Governor of the Central Bank Patrick Honohan has defended his role in the European Union-International Monetary Fund deal negotiated last November.
He said he has no regrets about going on RTÉ Radio to tell the Irish people and the wider world what was going on, as he considered it necessary to avoid a potential crisis.
He said over the previous days there had been intense negotiations involving a lot of people.
But he said there was a sense in markets and in European political circles that something was stalling in the process, and that something very serious was about to happen.
There was concern in European political circles, including in the European Central Bank, about the negotiations, and there was a fear of a meltdown.
He said he was trying to reassure people behind the scenes that the talks were going ahead.
Prof Honohan said he believed that he was the only person who was going to tell people what was happening, and that he had a responsibility to do that.

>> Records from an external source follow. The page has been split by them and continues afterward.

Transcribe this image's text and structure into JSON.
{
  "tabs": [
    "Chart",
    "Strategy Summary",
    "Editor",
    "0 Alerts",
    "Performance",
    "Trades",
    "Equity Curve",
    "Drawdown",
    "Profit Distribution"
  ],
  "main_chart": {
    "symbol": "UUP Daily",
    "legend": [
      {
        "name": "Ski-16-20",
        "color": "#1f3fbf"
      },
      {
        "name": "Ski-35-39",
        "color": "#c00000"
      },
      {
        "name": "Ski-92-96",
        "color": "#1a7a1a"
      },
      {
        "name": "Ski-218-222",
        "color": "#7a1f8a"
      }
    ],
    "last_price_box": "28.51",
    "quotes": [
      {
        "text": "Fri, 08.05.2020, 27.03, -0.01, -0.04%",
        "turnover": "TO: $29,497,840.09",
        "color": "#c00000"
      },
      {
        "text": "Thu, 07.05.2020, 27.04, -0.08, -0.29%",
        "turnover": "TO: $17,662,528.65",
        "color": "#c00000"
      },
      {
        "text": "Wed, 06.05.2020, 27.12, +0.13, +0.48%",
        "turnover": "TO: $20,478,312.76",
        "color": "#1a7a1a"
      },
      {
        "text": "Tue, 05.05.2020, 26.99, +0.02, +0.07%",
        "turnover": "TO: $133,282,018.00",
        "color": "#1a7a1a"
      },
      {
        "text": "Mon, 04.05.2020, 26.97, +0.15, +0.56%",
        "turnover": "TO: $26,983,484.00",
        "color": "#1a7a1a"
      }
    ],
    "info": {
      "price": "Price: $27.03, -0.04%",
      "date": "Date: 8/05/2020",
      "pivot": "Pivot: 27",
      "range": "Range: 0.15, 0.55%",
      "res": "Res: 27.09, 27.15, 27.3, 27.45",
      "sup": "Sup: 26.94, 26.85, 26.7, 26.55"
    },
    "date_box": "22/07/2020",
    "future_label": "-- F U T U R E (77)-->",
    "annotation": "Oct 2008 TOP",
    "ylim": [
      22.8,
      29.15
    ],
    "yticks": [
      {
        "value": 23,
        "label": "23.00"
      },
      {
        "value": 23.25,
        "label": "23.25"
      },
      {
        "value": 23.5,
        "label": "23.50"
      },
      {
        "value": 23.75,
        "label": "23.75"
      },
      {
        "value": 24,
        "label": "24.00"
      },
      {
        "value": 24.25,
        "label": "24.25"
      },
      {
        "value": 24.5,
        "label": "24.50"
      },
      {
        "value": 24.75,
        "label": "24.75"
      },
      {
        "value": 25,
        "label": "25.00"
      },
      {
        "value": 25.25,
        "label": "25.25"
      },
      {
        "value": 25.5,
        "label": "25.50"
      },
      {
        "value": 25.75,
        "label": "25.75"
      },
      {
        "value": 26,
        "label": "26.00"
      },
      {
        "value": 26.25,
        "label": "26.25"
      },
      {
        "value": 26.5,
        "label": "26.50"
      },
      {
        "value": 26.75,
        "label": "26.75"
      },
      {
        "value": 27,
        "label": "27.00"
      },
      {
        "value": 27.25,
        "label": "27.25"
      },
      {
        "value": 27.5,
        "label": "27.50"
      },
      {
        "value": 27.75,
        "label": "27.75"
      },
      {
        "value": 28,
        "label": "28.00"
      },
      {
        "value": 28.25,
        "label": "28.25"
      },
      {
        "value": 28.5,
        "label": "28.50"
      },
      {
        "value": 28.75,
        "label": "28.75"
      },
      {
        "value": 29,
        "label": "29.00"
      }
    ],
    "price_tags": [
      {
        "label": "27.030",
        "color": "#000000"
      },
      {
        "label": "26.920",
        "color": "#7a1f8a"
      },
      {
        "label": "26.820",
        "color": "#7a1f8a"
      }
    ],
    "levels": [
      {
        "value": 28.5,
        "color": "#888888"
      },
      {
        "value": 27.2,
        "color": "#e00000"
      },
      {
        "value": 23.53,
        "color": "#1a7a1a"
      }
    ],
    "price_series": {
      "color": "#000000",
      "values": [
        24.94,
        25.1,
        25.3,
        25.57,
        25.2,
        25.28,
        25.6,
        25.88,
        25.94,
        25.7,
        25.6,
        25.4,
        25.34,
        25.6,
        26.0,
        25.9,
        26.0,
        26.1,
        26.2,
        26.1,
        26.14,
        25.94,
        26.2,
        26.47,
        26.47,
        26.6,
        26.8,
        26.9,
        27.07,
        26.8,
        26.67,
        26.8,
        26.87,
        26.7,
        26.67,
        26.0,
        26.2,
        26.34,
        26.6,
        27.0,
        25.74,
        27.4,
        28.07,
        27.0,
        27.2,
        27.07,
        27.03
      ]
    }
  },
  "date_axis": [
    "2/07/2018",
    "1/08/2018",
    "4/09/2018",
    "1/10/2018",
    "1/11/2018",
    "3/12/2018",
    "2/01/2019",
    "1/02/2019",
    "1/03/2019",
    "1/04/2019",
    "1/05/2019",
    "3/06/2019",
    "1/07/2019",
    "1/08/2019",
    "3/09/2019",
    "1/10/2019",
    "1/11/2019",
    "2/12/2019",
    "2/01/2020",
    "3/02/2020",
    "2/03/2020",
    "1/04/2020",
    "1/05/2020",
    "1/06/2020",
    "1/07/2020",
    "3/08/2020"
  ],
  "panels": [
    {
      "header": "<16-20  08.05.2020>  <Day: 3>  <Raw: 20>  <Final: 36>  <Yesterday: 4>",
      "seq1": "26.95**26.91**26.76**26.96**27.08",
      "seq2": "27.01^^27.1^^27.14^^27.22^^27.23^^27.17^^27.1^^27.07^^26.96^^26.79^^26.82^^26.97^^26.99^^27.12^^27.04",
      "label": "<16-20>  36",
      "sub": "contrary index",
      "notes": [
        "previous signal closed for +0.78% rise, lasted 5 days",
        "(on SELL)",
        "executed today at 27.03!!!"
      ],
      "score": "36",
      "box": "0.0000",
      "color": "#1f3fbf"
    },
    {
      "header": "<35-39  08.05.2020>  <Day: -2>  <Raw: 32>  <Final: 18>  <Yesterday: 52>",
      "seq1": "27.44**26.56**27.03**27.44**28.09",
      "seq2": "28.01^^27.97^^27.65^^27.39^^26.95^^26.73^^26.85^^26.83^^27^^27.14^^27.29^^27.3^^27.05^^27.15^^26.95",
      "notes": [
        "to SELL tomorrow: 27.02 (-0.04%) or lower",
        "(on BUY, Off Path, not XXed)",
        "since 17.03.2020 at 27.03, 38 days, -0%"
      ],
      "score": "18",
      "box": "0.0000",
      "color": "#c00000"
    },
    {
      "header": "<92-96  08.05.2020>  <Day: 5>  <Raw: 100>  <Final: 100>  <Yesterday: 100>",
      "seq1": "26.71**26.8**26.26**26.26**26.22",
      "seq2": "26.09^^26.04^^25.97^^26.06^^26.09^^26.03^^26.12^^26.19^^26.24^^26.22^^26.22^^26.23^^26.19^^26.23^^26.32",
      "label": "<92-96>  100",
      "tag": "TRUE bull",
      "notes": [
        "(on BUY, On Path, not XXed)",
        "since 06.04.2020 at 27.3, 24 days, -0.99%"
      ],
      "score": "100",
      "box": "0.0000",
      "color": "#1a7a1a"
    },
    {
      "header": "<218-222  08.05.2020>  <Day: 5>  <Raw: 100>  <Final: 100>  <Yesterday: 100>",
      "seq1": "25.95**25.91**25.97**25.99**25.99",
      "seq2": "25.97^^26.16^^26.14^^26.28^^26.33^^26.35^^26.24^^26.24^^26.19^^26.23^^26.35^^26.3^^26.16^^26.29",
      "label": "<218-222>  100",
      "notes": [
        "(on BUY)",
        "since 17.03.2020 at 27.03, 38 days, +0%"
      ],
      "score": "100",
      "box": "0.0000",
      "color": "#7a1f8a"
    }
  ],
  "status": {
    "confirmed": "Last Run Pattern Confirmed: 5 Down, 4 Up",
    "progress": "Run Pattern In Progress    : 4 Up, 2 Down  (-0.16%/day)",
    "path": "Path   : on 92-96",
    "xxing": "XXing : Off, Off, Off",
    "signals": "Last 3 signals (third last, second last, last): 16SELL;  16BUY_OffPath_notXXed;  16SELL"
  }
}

The Central Bank Governor said his only personal regret was that he wrong-footed the late Brian Lenihan, whom he said could have told people the day before the governor's intervention, but it was Mr Lenihan's choice not to do so.
He said the deal negotiated was not a bad one, but he felt a number of opportunities for a better deal were missed because it was done quickly.
The noted problem was the high interest rates charged by the European Financial Stability Facility, a situation that has now been rectified.
He also pointed to last week's call by IMF head Christine Lagarde for the EFSF to use funds to directly capitalise banks, rather than lending on to states to do the same.
He said that in this case it would be the EFSF rather than the Irish taxpayer who owned 99.8% of AIB and big stakes in all the other banks.
He said a scheme of that kind was something he had in mind at the time, that might have been worked up into a detailed scheme if there had been more time.